Perempuan yang memegang jabatan publik tidak terlalu bebas karena perempuan masih terikat oleh budaya patriakhi yang diterapkan, “Gerak perempuan masih terkurung di wilayah privat,” ungkap Joko. Sedangkan laki-laki mempunyai kesempatan lebih besar untuk mempunyai kedudukan dalam masyarakat.
Dengan dikeluarkannya UU nomor 10/2008 melalui pasal 53 menyatakan, dalam daftar bakal calon anggota legislatif yang diajukan partai harus memuat paling sedikit 30 persen keterwakilan perempuan. Angka 30 persen ini berlaku untuk tingkat DPR, DPRD Provinsi dan DPRD Kabupaten atau Kota.
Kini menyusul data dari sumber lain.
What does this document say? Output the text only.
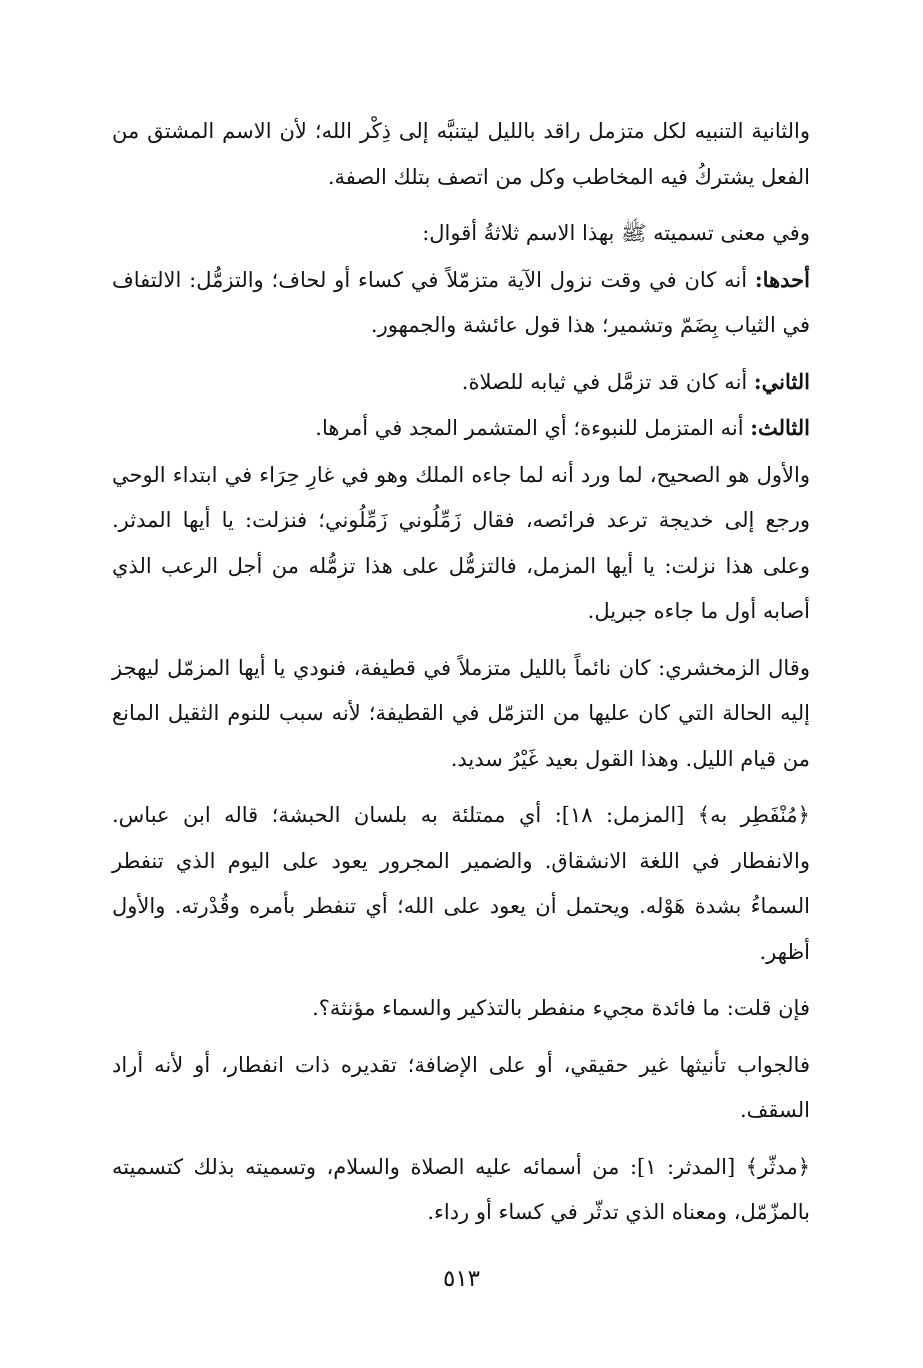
والثانية التنبيه لكل متزمل راقد بالليل ليتنبَّه إلى ذِكْر الله؛ لأن الاسم المشتق من الفعل يشتركُ فيه المخاطب وكل من اتصف بتلك الصفة.

وفي معنى تسميته ﷺ بهذا الاسم ثلاثةُ أقوال:

أحدها: أنه كان في وقت نزول الآية متزمّلاً في كساء أو لحاف؛ والتزمُّل: الالتفاف في الثياب بِضَمّ وتشمير؛ هذا قول عائشة والجمهور.

الثاني: أنه كان قد تزمَّل في ثيابه للصلاة.

الثالث: أنه المتزمل للنبوءة؛ أي المتشمر المجد في أمرها.

والأول هو الصحيح، لما ورد أنه لما جاءه الملك وهو في غارِ حِرَاء في ابتداء الوحي ورجع إلى خديجة ترعد فرائصه، فقال زَمِّلُوني زَمِّلُوني؛ فنزلت: يا أيها المدثر. وعلى هذا نزلت: يا أيها المزمل، فالتزمُّل على هذا تزمُّله من أجل الرعب الذي أصابه أول ما جاءه جبريل.

وقال الزمخشري: كان نائماً بالليل متزملاً في قطيفة، فنودي يا أيها المزمّل ليهجز إليه الحالة التي كان عليها من التزمّل في القطيفة؛ لأنه سبب للنوم الثقيل المانع من قيام الليل. وهذا القول بعيد غَيْرُ سديد.

﴿مُنْفَطِر به﴾ [المزمل: ١٨]: أي ممتلئة به بلسان الحبشة؛ قاله ابن عباس. والانفطار في اللغة الانشقاق. والضمير المجرور يعود على اليوم الذي تنفطر السماءُ بشدة هَوْله. ويحتمل أن يعود على الله؛ أي تنفطر بأمره وقُدْرته. والأول أظهر.

فإن قلت: ما فائدة مجيء منفطر بالتذكير والسماء مؤنثة؟.

فالجواب تأنيثها غير حقيقي، أو على الإضافة؛ تقديره ذات انفطار، أو لأنه أراد السقف.

﴿مدثّر﴾ [المدثر: ١]: من أسمائه عليه الصلاة والسلام، وتسميته بذلك كتسميته بالمزّمّل، ومعناه الذي تدثّر في كساء أو رداء.

٥١٣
Kuota ini membawa dampak positif bagi caleg perempuan untuk bisa duduk di Senayan dan banyak caleg perempuan dari lokal atau daerah yang memperjuangkan aspirasi perempuan
Ini bisa dilihat secara kasat mata, setiap daerah di indonesia yang mempunyai caleg perempuan terbanyak yakni Jawa Barat 635 caleg perempuan (16,3 persen), disusul Jatim 505 caleg (13 persen) dan Jateng 467 (12 persen), Daerah luar Jawa yang mengajukan banyak caleg perempuan adalah Sumatera Utara dengan 213 caleg (5,5 persen), Sulawesi Selatan dengan 123 caleg (3,2 persen).
Daerah-daerah yang sedikit mengajukan caleg perempuan untuk DPR adalah daerah yang merupakan Provinsi pemekaran baru, seperti Sulawesi Barat, Maluku Utara, Papua Barat, Gorontalo, Kepulauan Riau, dan Kepulauan Bangka Belitung dengan kisaran 20-30 caleg perempuan per daerah. (Kompas, 9 Februari 2009)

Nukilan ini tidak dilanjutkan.